Less than five minutes ago, they could have given up and turned back empty-handed. They could have blamed the fog and no one would have questioned it. But it was too late for that now, and there wasn’t going to be another phone call from Tuvesson about a new position further north. He was going to have to climb on board and do a quick inspection and then tie a rope to the bow so they could tow the boat back to shore.
The movement in one of the windows was almost imperceptible. But he’d seen it, he was certain. Something had moved inside the cabin. He turned around to see if the harbourmaster had caught it too, but was met by a vacant stare.
‘Hello? Is there anyone there?’ he called out as loudly as he could, while pulling out his gun. ‘If so, come out with your hands above your head!’
Nothing happened. But at least the harbourmaster snapped out of it and moved the skiff in alongside the drifting yacht. The waves made it far from easy, but eventually Fabian was able to step up onto the Hallberg-Rassy and down into the cockpit.
There was blood everywhere. The sticky smears on the white plastic bore witness to a protracted struggle.
‘Hello!’ he called again, but there was no answer.
The cabin door was swinging open and shut as the boat rolled. Fabian walked over to it and took a deep breath before throwing it open and pointing his gun down into the gloomy saloon, completely unprepared for the scream that greeted him, together with a fist that came flying straight at him.
He fired a shot and then three more in quick succession, before realizing it was just a big seagull with a severed hand in its beak that had been trying to get out and was now dying on the floor among a jumble of body parts that two other seagulls were still feasting on.

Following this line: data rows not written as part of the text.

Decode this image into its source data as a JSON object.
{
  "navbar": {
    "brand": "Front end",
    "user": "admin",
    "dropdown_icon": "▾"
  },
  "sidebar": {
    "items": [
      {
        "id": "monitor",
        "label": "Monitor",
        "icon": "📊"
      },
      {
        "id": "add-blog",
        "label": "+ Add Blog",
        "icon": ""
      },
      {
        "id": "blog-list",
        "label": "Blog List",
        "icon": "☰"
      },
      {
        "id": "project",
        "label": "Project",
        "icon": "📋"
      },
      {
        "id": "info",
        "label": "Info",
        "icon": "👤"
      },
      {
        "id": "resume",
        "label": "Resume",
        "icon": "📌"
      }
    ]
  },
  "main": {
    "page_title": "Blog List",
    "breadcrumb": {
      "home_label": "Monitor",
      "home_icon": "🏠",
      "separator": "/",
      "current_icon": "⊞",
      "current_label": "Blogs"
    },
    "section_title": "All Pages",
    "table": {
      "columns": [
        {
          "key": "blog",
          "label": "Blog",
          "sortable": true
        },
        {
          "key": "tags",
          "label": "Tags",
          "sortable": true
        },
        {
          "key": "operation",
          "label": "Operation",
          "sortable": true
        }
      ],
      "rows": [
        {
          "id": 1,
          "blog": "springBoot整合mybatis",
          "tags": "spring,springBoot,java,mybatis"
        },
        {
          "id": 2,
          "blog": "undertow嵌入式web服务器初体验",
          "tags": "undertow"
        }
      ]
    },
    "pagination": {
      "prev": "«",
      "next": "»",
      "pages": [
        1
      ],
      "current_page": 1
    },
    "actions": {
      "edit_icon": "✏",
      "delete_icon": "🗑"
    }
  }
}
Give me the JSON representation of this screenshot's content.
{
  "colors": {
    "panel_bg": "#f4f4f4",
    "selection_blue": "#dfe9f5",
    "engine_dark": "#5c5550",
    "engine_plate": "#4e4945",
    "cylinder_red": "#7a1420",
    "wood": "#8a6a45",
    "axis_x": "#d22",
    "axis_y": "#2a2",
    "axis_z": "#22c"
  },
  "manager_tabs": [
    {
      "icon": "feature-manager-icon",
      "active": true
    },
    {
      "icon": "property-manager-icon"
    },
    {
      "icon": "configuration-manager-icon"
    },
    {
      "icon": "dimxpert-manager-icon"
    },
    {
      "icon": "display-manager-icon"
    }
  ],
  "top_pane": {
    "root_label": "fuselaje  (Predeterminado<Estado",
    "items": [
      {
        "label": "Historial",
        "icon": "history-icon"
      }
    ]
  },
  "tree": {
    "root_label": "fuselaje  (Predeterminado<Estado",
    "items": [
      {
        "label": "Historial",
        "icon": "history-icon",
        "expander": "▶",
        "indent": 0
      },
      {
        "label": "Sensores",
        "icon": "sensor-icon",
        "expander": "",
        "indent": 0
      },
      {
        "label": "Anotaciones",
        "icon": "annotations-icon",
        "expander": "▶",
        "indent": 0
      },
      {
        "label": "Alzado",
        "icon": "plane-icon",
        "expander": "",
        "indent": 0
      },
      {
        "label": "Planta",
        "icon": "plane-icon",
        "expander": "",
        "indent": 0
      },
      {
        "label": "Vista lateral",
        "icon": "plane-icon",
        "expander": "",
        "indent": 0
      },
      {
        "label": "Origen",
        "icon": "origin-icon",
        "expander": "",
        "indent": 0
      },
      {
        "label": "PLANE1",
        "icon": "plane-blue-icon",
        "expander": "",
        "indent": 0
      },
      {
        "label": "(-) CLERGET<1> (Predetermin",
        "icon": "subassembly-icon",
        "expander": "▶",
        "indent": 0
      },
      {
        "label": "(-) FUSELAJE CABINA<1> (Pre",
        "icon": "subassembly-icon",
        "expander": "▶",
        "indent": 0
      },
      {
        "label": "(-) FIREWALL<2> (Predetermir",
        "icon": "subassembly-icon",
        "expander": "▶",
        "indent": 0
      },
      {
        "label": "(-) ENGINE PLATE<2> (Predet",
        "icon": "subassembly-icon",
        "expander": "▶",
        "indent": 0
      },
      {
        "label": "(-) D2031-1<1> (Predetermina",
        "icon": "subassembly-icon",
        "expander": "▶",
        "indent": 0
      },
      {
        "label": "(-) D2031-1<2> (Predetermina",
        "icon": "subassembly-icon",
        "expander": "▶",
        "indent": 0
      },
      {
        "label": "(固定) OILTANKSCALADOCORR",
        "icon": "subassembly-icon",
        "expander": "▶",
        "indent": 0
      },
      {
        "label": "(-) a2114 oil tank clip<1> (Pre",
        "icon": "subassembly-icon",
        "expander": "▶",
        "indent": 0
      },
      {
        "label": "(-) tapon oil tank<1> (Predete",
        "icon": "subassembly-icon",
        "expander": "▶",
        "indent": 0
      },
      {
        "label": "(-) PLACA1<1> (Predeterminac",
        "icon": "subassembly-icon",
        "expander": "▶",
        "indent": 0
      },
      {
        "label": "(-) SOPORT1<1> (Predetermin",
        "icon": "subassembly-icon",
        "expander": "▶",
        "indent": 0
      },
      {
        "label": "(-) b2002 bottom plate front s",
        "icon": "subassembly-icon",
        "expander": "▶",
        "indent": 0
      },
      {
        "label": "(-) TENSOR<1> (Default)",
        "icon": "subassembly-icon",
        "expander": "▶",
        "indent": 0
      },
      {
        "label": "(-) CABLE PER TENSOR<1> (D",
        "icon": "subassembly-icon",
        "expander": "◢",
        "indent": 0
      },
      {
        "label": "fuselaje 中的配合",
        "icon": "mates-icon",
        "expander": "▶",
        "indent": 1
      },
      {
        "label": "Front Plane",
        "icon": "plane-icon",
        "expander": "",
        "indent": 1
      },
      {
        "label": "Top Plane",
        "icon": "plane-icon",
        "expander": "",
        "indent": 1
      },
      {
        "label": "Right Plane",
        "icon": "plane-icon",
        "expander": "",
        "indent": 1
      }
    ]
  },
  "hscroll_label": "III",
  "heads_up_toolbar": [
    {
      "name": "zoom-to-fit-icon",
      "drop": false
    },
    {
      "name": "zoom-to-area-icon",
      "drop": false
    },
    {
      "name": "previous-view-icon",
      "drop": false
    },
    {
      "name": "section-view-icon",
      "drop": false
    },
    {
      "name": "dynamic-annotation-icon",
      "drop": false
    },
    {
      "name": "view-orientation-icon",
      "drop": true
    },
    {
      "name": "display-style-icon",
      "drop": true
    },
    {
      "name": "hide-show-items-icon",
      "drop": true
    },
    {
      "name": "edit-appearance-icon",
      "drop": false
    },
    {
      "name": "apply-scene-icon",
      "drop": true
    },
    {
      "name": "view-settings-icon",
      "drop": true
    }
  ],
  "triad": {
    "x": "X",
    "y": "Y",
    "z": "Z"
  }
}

It was a bloodbath. A severed foot here, a forearm there. An ear and what looked like part of a torso. One of the seagulls hopped onto the top of Frank Käpp’s head, which was sitting on a sofa, and started to peck at the contents of one of the eye sockets.
About a foot from it, Fabian spotted the son’s head, mostly hidden under a soiled blanket. Only one ear, part of one cheek and some hair was visible, and even though he would have given a lot not to have to, he walked over and slowly lifted a corner of the blanket.
The eyes that met his changed everything.
‘Hi, Vincent,’ he said. ‘Remember me?’
The boy nodded, and just like that, the feeling of failure and preordained pointlessness Fabian had been carrying around for so long was replaced by something like hope.
Maybe he could make a difference after all.